12. Şerh-i Meratib-i Esraru’l-Kulûb
(Heft Vadi): Allah’a
ulaşmak için sufiler tarafından aşılması gerekli “Etvaru’s-Seb’a”dan (yedi
mertebe, yedi makam) bahseder. Bu mertebeler sırasıyla: “Kalb, Aşk, Ma’rifet, İstiğna, Tevhid, Hayret ve Fakr u Fenâ” olarak ifade edilir ve her bölümde bir mertebe
açıklanır. Müellif bu mertebelerin her birine vadi adı verdiği için bu esere
“Heft Vadi” (Yedi Vadi) de denilmiştir. Mesnevi tarzında yazılmış olup 880
beyittir.
13. Tasarrufat u Mükaşefat; Hz. Peygamber (s.a.v.): “Bir kimse
âşık olur, iffet gösterir, aşk sırrını kimseye açmaz da ölürse, şehid olarak
ölür.” mealindeki hadisinin şerhidir. Seyyid Yahya bu hadiste bahsedilen aşkın
Allah aşkı olduğunu eserinde nazmen açıklar.
14. Şerh-i Sualat-ı Gülşen-i Raz; Meşhur Azerbaycanlı sufi Mahmud Şebüsterî’nin
(1288-1340) “Gülşen-i Raz” adlı mesnevi tarzındaki eserinin şerhidir. Ruh,
nefis, gönül, sır, kabz-bast, vakit, yakınlık-uzaklık, gaybet, üns, haybet,
İlme’l-yakîn, Ayne’l-yakîn, Hakka’l-yakîn hakkında sorulan suallere manzum
olarak verilen cevaplardan oluşur. Şebüsterî’nin bu eseri sufiler arasında
büyük rağbet görmüş, birçok şerhi yapılmıştır. Bunlardan biri de Seyyid
Yahya’nın “Şerh-i Sualat-ı Gülşen-i Raz” adındaki şerhi olup 1071 beyittir.
15. Ma la Budde Bâtıniyye
(Esrarü’l-Vudû’ ve’s-Salat); Tasavvufî açıdan abdest ve namazın mana ve mahiyeti üzerine
izahlarda bulunulur. Konu başlıkları şunlardır: Temiz su, niyet, abdest, setr-i
avret, vakit, istikbal-i kıble, kıyam, tekbiretü’l-ihram, futuhatu’l-kitap,
rükû, sücûd, el-i’tidal, et-teşehhüd, es-salatu’n-nebiyyi, es-selam. Eserin son
kısmında birtakım nasihat ve tavsiyeler vardır.
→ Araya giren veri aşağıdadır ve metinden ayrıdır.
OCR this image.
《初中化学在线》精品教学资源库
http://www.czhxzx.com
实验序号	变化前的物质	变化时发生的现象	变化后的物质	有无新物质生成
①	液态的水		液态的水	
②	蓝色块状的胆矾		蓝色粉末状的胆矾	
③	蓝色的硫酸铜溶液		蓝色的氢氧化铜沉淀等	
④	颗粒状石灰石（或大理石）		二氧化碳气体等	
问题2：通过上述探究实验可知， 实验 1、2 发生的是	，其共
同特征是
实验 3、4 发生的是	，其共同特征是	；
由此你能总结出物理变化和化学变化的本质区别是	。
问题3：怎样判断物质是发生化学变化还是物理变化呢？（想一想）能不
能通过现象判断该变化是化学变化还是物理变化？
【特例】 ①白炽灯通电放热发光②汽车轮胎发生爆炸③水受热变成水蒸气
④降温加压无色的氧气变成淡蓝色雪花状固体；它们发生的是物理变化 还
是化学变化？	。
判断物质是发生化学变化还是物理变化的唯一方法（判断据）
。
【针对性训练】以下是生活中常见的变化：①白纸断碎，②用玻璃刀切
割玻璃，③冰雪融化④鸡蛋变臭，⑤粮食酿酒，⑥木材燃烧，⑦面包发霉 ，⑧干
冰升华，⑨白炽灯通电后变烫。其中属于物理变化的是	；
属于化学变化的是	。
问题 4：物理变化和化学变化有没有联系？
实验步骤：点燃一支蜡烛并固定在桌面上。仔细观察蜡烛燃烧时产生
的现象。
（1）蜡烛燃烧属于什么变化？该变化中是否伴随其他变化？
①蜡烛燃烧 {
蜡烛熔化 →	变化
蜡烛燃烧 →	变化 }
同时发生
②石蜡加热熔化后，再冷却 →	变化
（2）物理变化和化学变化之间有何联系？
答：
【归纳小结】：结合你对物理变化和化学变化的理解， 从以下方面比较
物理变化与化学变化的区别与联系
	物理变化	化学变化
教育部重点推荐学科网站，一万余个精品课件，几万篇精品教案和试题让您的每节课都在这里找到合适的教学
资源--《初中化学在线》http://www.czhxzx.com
16. Menakıb-ı Emiru’l-Mü’minin Ali
(k.v.): Hz. Ali’nin
faziletleri anlatılır. Eserde Seyyid Yahya, Hz. Ali’ye olan muhabbet ve
bağlılığını büyük bir samimiyetle anlatırken, ona inanmayanın kâfir olduğunu,
onu sevenlerin ise kurtulacağını ifade eder. Manzum olarak, kaside tarzında
tertip edilmiştir. 116 beyitten ibarettir.
17. Gazeliyyat: Seyyid Yahya, Farsça olan 15 adet
gazelinde ilahi aşk konusunu işlemiştir. Eserde dermanı olmayan bir bela olan
aşkın, aslında Allah’ın sevdiği kullarına bir lütfu olduğunu söyler.
18. Risale fi Salatü’n-Nebi:Hz. Muhammed’e (s.a.v.) salât ve
selam getirmenin öneminin anlatıldığı bu kaside sekiz müseddes kıta halinde
olup 56 beyitten ibarettir.
19. Mekarim-i Ahlâk: Seyyid Yahya’nın nadir bulunan nesir
eserlerindendir. Konusu ahlâk olan eserde, amel-i salih ve ahlâkın imanın
temeli olduğu konusu işlenir. Hz. Peygamber’in ve O’nun yolunda olanların en
ehemmiyetli hususiyetlerinin ahlâk olduğu söylenir. İnsanda kötülük
duygularının neler olduğu ve bunlardan kurtulmanın yolları gösterilir.
Tasavvufun, “Allah’ın ahlâkı ile ahlâklanmak” olduğu vurgulanır.İstanbul
Üniversitesi kütüphanesindeki nüshanın adı “Ahlâk-ı Mahmudat”dır.